Setting up network access to data stores - Amazon Glue
Services or capabilities described in Amazon Web Services documentation might vary by Region. To see the differences applicable to the China Regions, see Getting Started with Amazon Web Services in China (PDF).

Setting up network access to data stores

To run your extract, transform, and load (ETL) jobs, Amazon Glue must be able to access your data stores. If a job doesn't need to run in your virtual private cloud (VPC) subnet—for example, transforming data from Amazon S3 to Amazon S3—no additional configuration is needed.

If a job needs to run in your VPC subnet—for example, transforming data from a JDBC data store in a private subnet—Amazon Glue sets up elastic network interfaces that enable your jobs to connect securely to other resources within your VPC. Each elastic network interface is assigned a private IP address from the IP address range within the subnet you specified. No public IP addresses are assigned. Security groups specified in the Amazon Glue connection are applied on each of the elastic network interfaces. For more information, see Setting up Amazon VPC for JDBC connections to Amazon RDS data stores from Amazon Glue.

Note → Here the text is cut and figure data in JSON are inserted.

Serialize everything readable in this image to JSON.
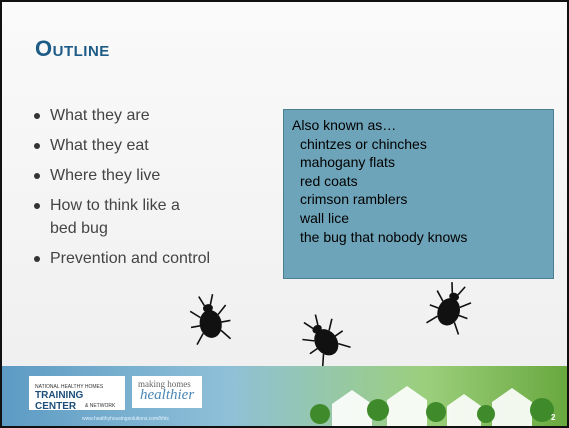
{
  "slide": {
    "title": "Outline",
    "bullets": [
      "What they are",
      "What they eat",
      "Where they live",
      "How to think like a bed bug",
      "Prevention and control"
    ],
    "box": {
      "heading": "Also known as…",
      "items": [
        "chintzes or chinches",
        "mahogany flats",
        "red coats",
        "crimson ramblers",
        "wall lice",
        "the bug that nobody knows"
      ]
    },
    "footer": {
      "logo_small": "NATIONAL HEALTHY HOMES",
      "logo_main": "TRAINING CENTER",
      "logo_sub": "& NETWORK",
      "tag_top": "making homes",
      "tag_main": "healthier",
      "url": "www.healthyhousingsolutions.com/hhtc",
      "page": "2"
    }
  }
}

All JDBC data stores that are accessed by the job must be available from the VPC subnet. To access Amazon S3 from within your VPC, a VPC endpoint is required. If your job needs to access both VPC resources and the public internet, the VPC needs to have a Network Address Translation (NAT) gateway inside the VPC.

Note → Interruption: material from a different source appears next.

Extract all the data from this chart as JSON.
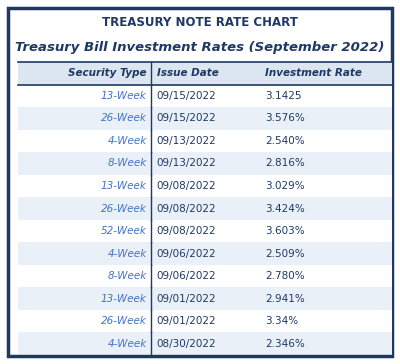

A job or development endpoint can only access one VPC (and subnet) at a time. If you need to access data stores in different VPCs, you have the following options:

  • Use VPC peering to access the data stores. For more about VPC peering, see VPC Peering Basics

  • Use an Amazon S3 bucket as an intermediary storage location. Split the work into two jobs, with the Amazon S3 output of job 1 as the input to job 2.

For details on how to connect to a Amazon Redshift data store using Amazon VPC, see Configuring Redshift connections.

For details on how to connnect to Amazon RDS data stores using Amazon VPC, see Setting up Amazon VPC for JDBC connections to Amazon RDS data stores from Amazon Glue.

Once necessary rules are set in Amazon VPC, you create a connection in Amazon Glue with the necessary properties to connect to your data stores. For more information about the connection, see Connecting to data.

Note

Make sure you set up your DNS environment for Amazon Glue. For more information, see Setting up DNS in your VPC.